Self-Explainable Graph Transformer for Link Sign Prediction

Signed Graph Neural Networks (SGNNs) have been shown to be effective in analyzing complex patterns in real-world situations where positive and negative links coexist. However, SGNN models suffer from poor explainability, which limit their adoptions in critical scenarios that require understanding the rationale behind predictions. To the best of our knowledge, there is currently no research work on the explainability of the SGNN models. Our goal is to address the explainability of decision-making for the downstream task of link sign prediction specific to signed graph neural networks. Since post-hoc explanations are not derived directly from the models, they may be biased and misrepresent the true explanations. Therefore, in this paper we introduce a Self-Explainable Signed Graph transformer (SE-SGformer) framework, which can not only outputs explainable information while ensuring high prediction accuracy. Specifically, We propose a new Transformer architecture for signed graphs and theoretically demonstrate that using positional encoding based on signed random walks has greater expressive power than current SGNN methods and other positional encoding graph Transformer-based approaches.
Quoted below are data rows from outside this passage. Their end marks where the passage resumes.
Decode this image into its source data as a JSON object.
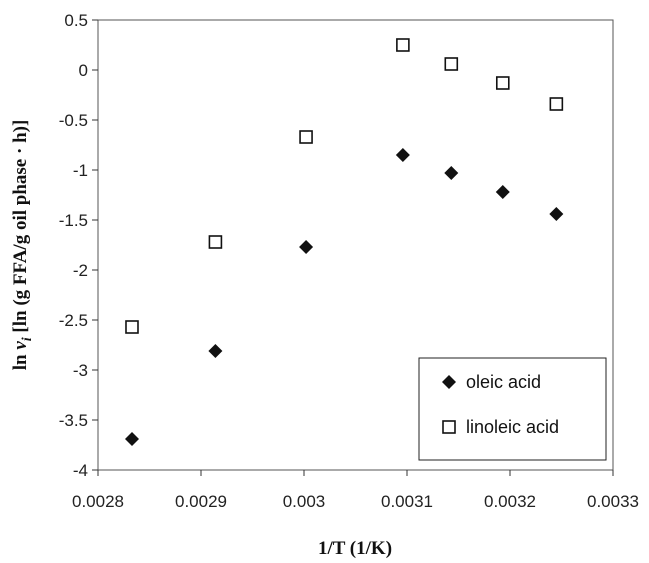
{
  "chart_data": {
    "type": "scatter",
    "xlabel": "1/T (1/K)",
    "ylabel_prefix": "ln ",
    "ylabel_var": "v",
    "ylabel_sub": "i",
    "ylabel_suffix": " [ln (g FFA/g oil phase · h)]",
    "xlim": [
      0.0028,
      0.0033
    ],
    "ylim": [
      -4,
      0.5
    ],
    "xticks": [
      "0.0028",
      "0.0029",
      "0.003",
      "0.0031",
      "0.0032",
      "0.0033"
    ],
    "yticks": [
      "0.5",
      "0",
      "-0.5",
      "-1",
      "-1.5",
      "-2",
      "-2.5",
      "-3",
      "-3.5",
      "-4"
    ],
    "grid": false,
    "legend_position": "bottom-right",
    "series": [
      {
        "name": "oleic acid",
        "marker": "filled-diamond",
        "color": "#111111",
        "x": [
          0.002833,
          0.002914,
          0.003002,
          0.003096,
          0.003143,
          0.003193,
          0.003245
        ],
        "y": [
          -3.69,
          -2.81,
          -1.77,
          -0.85,
          -1.03,
          -1.22,
          -1.44
        ]
      },
      {
        "name": "linoleic acid",
        "marker": "open-square",
        "color": "#111111",
        "x": [
          0.002833,
          0.002914,
          0.003002,
          0.003096,
          0.003143,
          0.003193,
          0.003245
        ],
        "y": [
          -2.57,
          -1.72,
          -0.67,
          0.25,
          0.06,
          -0.13,
          -0.34
        ]
      }
    ]
  }
}
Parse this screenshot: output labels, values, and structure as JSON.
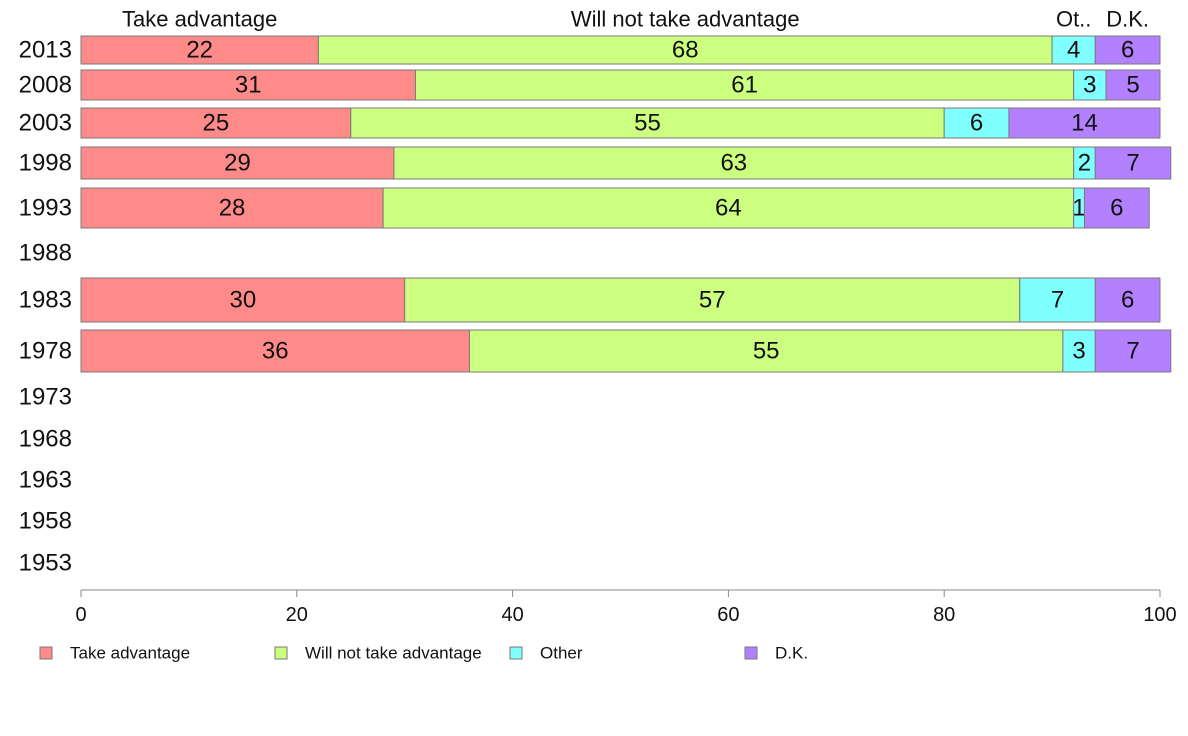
{
  "chart_data": {
    "type": "bar",
    "orientation": "horizontal",
    "stacked": true,
    "title": "",
    "xlabel": "",
    "ylabel": "",
    "xlim": [
      0,
      100
    ],
    "xticks": [
      0,
      20,
      40,
      60,
      80,
      100
    ],
    "grid": false,
    "legend_position": "bottom",
    "categories": [
      "2013",
      "2008",
      "2003",
      "1998",
      "1993",
      "1988",
      "1983",
      "1978",
      "1973",
      "1968",
      "1963",
      "1958",
      "1953"
    ],
    "column_headers": [
      "Take advantage",
      "Will not take advantage",
      "Ot..",
      "D.K."
    ],
    "series": [
      {
        "name": "Take advantage",
        "color": "#ff8a8a",
        "values": [
          22,
          31,
          25,
          29,
          28,
          null,
          30,
          36,
          null,
          null,
          null,
          null,
          null
        ]
      },
      {
        "name": "Will not take advantage",
        "color": "#ccff80",
        "values": [
          68,
          61,
          55,
          63,
          64,
          null,
          57,
          55,
          null,
          null,
          null,
          null,
          null
        ]
      },
      {
        "name": "Other",
        "color": "#80ffff",
        "values": [
          4,
          3,
          6,
          2,
          1,
          null,
          7,
          3,
          null,
          null,
          null,
          null,
          null
        ]
      },
      {
        "name": "D.K.",
        "color": "#b380ff",
        "values": [
          6,
          5,
          14,
          7,
          6,
          null,
          6,
          7,
          null,
          null,
          null,
          null,
          null
        ]
      }
    ]
  }
}
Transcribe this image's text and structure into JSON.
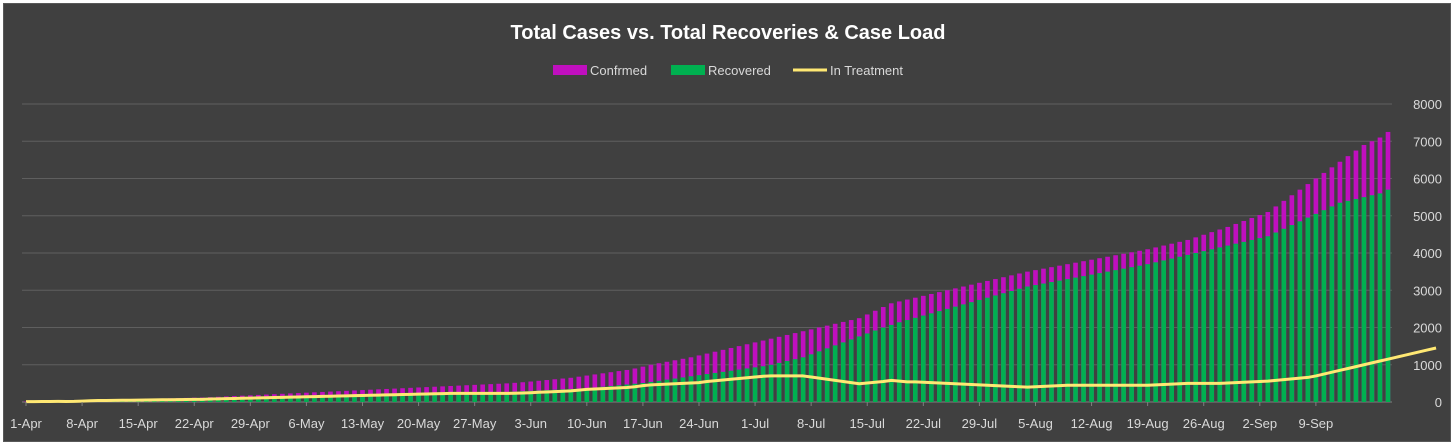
{
  "chart_data": {
    "type": "bar",
    "title": "Total Cases vs. Total Recoveries & Case Load",
    "xlabel": "",
    "ylabel": "",
    "ylim": [
      0,
      8000
    ],
    "yticks": [
      0,
      1000,
      2000,
      3000,
      4000,
      5000,
      6000,
      7000,
      8000
    ],
    "grid": true,
    "legend_position": "top-center",
    "x_start": "1-Apr",
    "x_end": "15-Sep",
    "x_tick_labels": [
      "1-Apr",
      "8-Apr",
      "15-Apr",
      "22-Apr",
      "29-Apr",
      "6-May",
      "13-May",
      "20-May",
      "27-May",
      "3-Jun",
      "10-Jun",
      "17-Jun",
      "24-Jun",
      "1-Jul",
      "8-Jul",
      "15-Jul",
      "22-Jul",
      "29-Jul",
      "5-Aug",
      "12-Aug",
      "19-Aug",
      "26-Aug",
      "2-Sep",
      "9-Sep"
    ],
    "x_tick_step_days": 7,
    "series": [
      {
        "name": "Confrmed",
        "kind": "bar",
        "color": "#c00fbf",
        "values": [
          10,
          10,
          12,
          15,
          18,
          20,
          25,
          35,
          45,
          55,
          60,
          65,
          70,
          72,
          78,
          85,
          90,
          95,
          100,
          105,
          110,
          115,
          120,
          130,
          140,
          150,
          160,
          170,
          180,
          190,
          200,
          210,
          220,
          230,
          240,
          250,
          260,
          270,
          280,
          290,
          300,
          310,
          320,
          330,
          340,
          350,
          360,
          370,
          380,
          390,
          400,
          410,
          420,
          430,
          440,
          450,
          460,
          470,
          480,
          490,
          500,
          515,
          530,
          550,
          570,
          590,
          610,
          630,
          650,
          680,
          710,
          740,
          770,
          800,
          830,
          860,
          900,
          950,
          1000,
          1040,
          1080,
          1120,
          1160,
          1200,
          1250,
          1300,
          1350,
          1400,
          1450,
          1500,
          1550,
          1600,
          1650,
          1700,
          1750,
          1800,
          1850,
          1900,
          1950,
          2000,
          2050,
          2100,
          2150,
          2200,
          2250,
          2350,
          2450,
          2550,
          2650,
          2700,
          2750,
          2800,
          2850,
          2900,
          2950,
          3000,
          3050,
          3100,
          3150,
          3200,
          3250,
          3300,
          3350,
          3400,
          3450,
          3500,
          3540,
          3580,
          3620,
          3660,
          3700,
          3740,
          3780,
          3820,
          3860,
          3900,
          3940,
          3980,
          4020,
          4060,
          4100,
          4150,
          4200,
          4250,
          4300,
          4350,
          4420,
          4490,
          4560,
          4630,
          4700,
          4780,
          4860,
          4940,
          5020,
          5100,
          5250,
          5400,
          5550,
          5700,
          5850,
          6000,
          6150,
          6300,
          6450,
          6600,
          6750,
          6900,
          7000,
          7100,
          7250
        ]
      },
      {
        "name": "Recovered",
        "kind": "bar",
        "color": "#00b050",
        "values": [
          0,
          0,
          0,
          0,
          2,
          5,
          8,
          10,
          12,
          15,
          18,
          20,
          22,
          25,
          28,
          30,
          32,
          35,
          38,
          40,
          42,
          45,
          48,
          50,
          55,
          60,
          65,
          70,
          75,
          80,
          85,
          90,
          95,
          100,
          105,
          110,
          115,
          120,
          125,
          130,
          135,
          140,
          145,
          150,
          155,
          160,
          165,
          170,
          175,
          180,
          185,
          190,
          195,
          200,
          210,
          220,
          230,
          240,
          250,
          260,
          270,
          280,
          290,
          300,
          310,
          320,
          330,
          340,
          350,
          360,
          370,
          390,
          410,
          430,
          450,
          470,
          490,
          510,
          540,
          570,
          600,
          630,
          660,
          690,
          720,
          750,
          780,
          810,
          840,
          870,
          900,
          930,
          960,
          1000,
          1050,
          1100,
          1150,
          1200,
          1280,
          1360,
          1440,
          1520,
          1600,
          1680,
          1760,
          1840,
          1920,
          2000,
          2070,
          2140,
          2200,
          2260,
          2320,
          2380,
          2440,
          2500,
          2560,
          2620,
          2680,
          2740,
          2800,
          2860,
          2920,
          2980,
          3040,
          3100,
          3140,
          3180,
          3220,
          3260,
          3300,
          3340,
          3380,
          3420,
          3460,
          3500,
          3540,
          3580,
          3620,
          3660,
          3700,
          3750,
          3800,
          3850,
          3900,
          3950,
          4000,
          4050,
          4100,
          4150,
          4200,
          4250,
          4300,
          4350,
          4400,
          4450,
          4550,
          4650,
          4750,
          4850,
          4950,
          5050,
          5150,
          5250,
          5350,
          5400,
          5450,
          5500,
          5550,
          5600,
          5700
        ]
      },
      {
        "name": "In Treatment",
        "kind": "line",
        "color": "#ffe873",
        "values": [
          10,
          10,
          12,
          15,
          16,
          15,
          17,
          25,
          33,
          40,
          42,
          45,
          48,
          47,
          50,
          55,
          58,
          60,
          62,
          65,
          68,
          70,
          72,
          80,
          85,
          90,
          95,
          100,
          105,
          110,
          115,
          120,
          125,
          130,
          135,
          140,
          145,
          150,
          155,
          160,
          165,
          170,
          175,
          180,
          185,
          190,
          195,
          200,
          205,
          210,
          215,
          220,
          225,
          230,
          230,
          230,
          230,
          230,
          230,
          230,
          230,
          235,
          240,
          250,
          260,
          270,
          280,
          290,
          300,
          320,
          340,
          350,
          360,
          370,
          380,
          390,
          410,
          440,
          460,
          470,
          480,
          490,
          500,
          510,
          520,
          550,
          570,
          590,
          610,
          630,
          650,
          670,
          690,
          700,
          700,
          700,
          700,
          700,
          670,
          640,
          610,
          580,
          550,
          520,
          490,
          510,
          530,
          550,
          580,
          560,
          540,
          540,
          530,
          520,
          510,
          500,
          490,
          480,
          470,
          460,
          450,
          440,
          430,
          420,
          410,
          400,
          410,
          420,
          430,
          440,
          450,
          450,
          450,
          450,
          450,
          450,
          450,
          450,
          450,
          450,
          450,
          460,
          470,
          480,
          490,
          500,
          500,
          500,
          500,
          500,
          510,
          520,
          530,
          540,
          550,
          560,
          580,
          600,
          620,
          640,
          660,
          700,
          750,
          800,
          850,
          900,
          950,
          1000,
          1050,
          1100,
          1150,
          1200,
          1250,
          1300,
          1350,
          1400,
          1450
        ]
      }
    ]
  }
}
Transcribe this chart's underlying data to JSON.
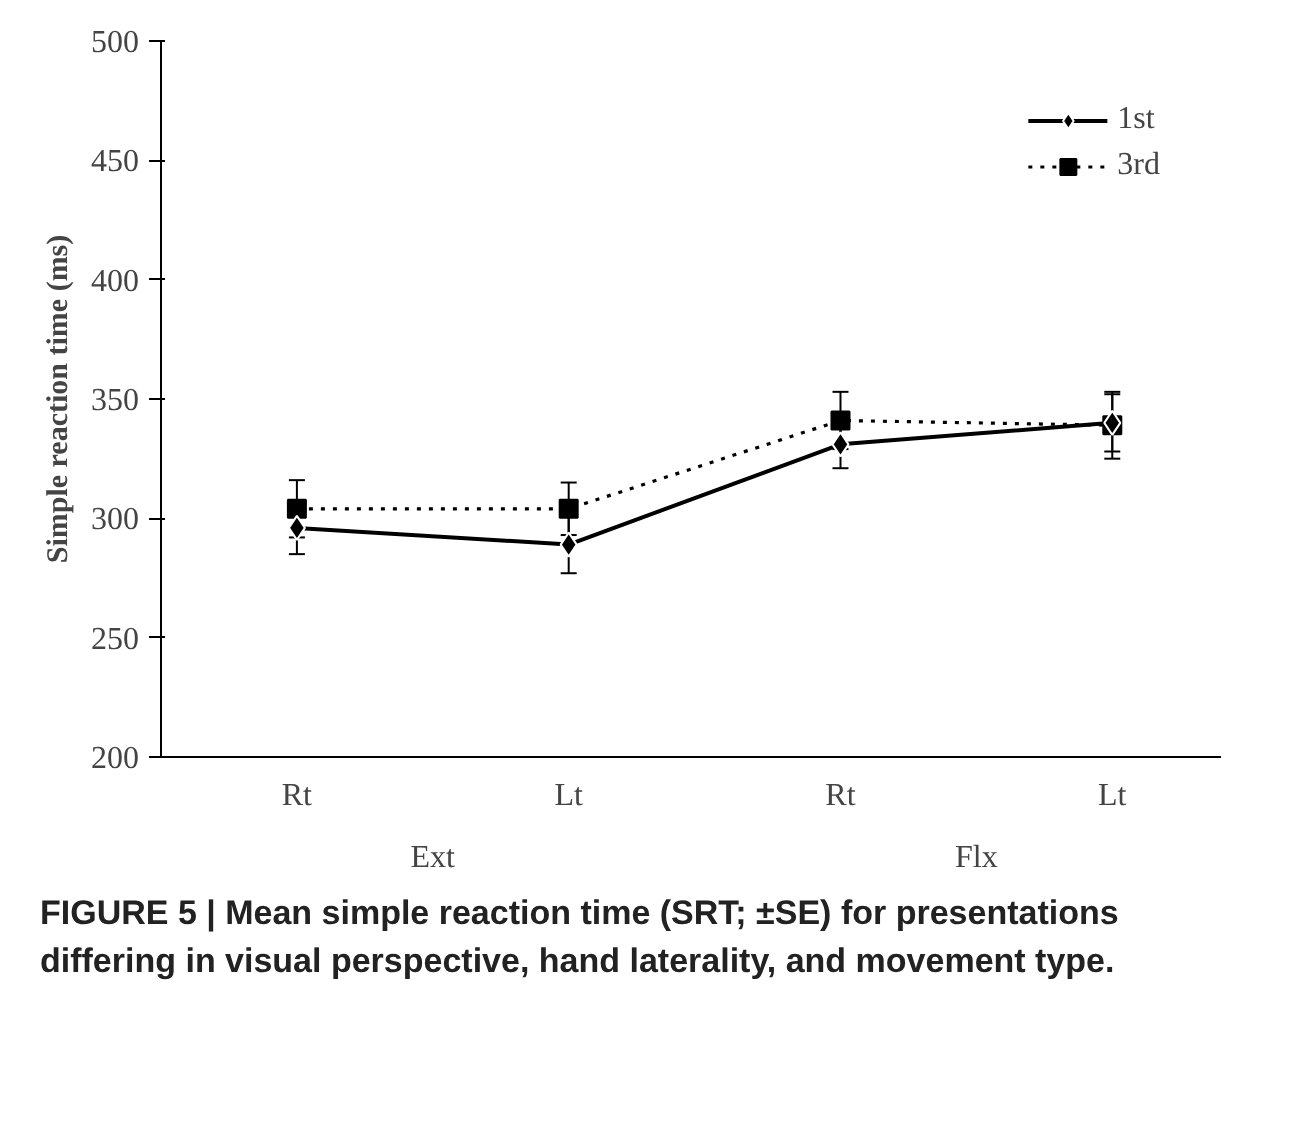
{
  "chart_data": {
    "type": "line",
    "ylabel": "Simple reaction time (ms)",
    "categories": [
      "Rt",
      "Lt",
      "Rt",
      "Lt"
    ],
    "series": [
      {
        "name": "1st",
        "color": "#000000",
        "values": [
          296,
          289,
          331,
          340
        ],
        "errors": [
          11,
          12,
          10,
          12
        ],
        "marker": "diamond",
        "line_style": "solid"
      },
      {
        "name": "3rd",
        "color": "#000000",
        "values": [
          304,
          304,
          341,
          339
        ],
        "errors": [
          12,
          11,
          12,
          14
        ],
        "marker": "square",
        "line_style": "dotted"
      }
    ],
    "ylim": [
      200,
      500
    ],
    "yticks": [
      200,
      250,
      300,
      350,
      400,
      450,
      500
    ],
    "grid": false,
    "legend": "top right",
    "annotations": [
      "Ext",
      "Flx",
      "FIGURE 5 | Mean simple reaction time (SRT; ±SE) for presentations differing in visual perspective, hand laterality, and movement type."
    ]
  }
}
We constructs a novel explainable decision process by discovering the $K$-nearest (farthest) positive (negative) neighbors of a node to replace the neural network-based decoder for predicting edge signs. These $K$ positive (negative) neighbors represent crucial information about the formation of positive (negative) edges between nodes and thus can serve as important explanatory information in the decision-making process. We conducted experiments on several real-world datasets to validate the effectiveness of SE-SGformer, which outperforms the state-of-the-art methods by improving 2.2\% prediction accuracy and 73.1\% explainablity accuracy in the best-case scenario.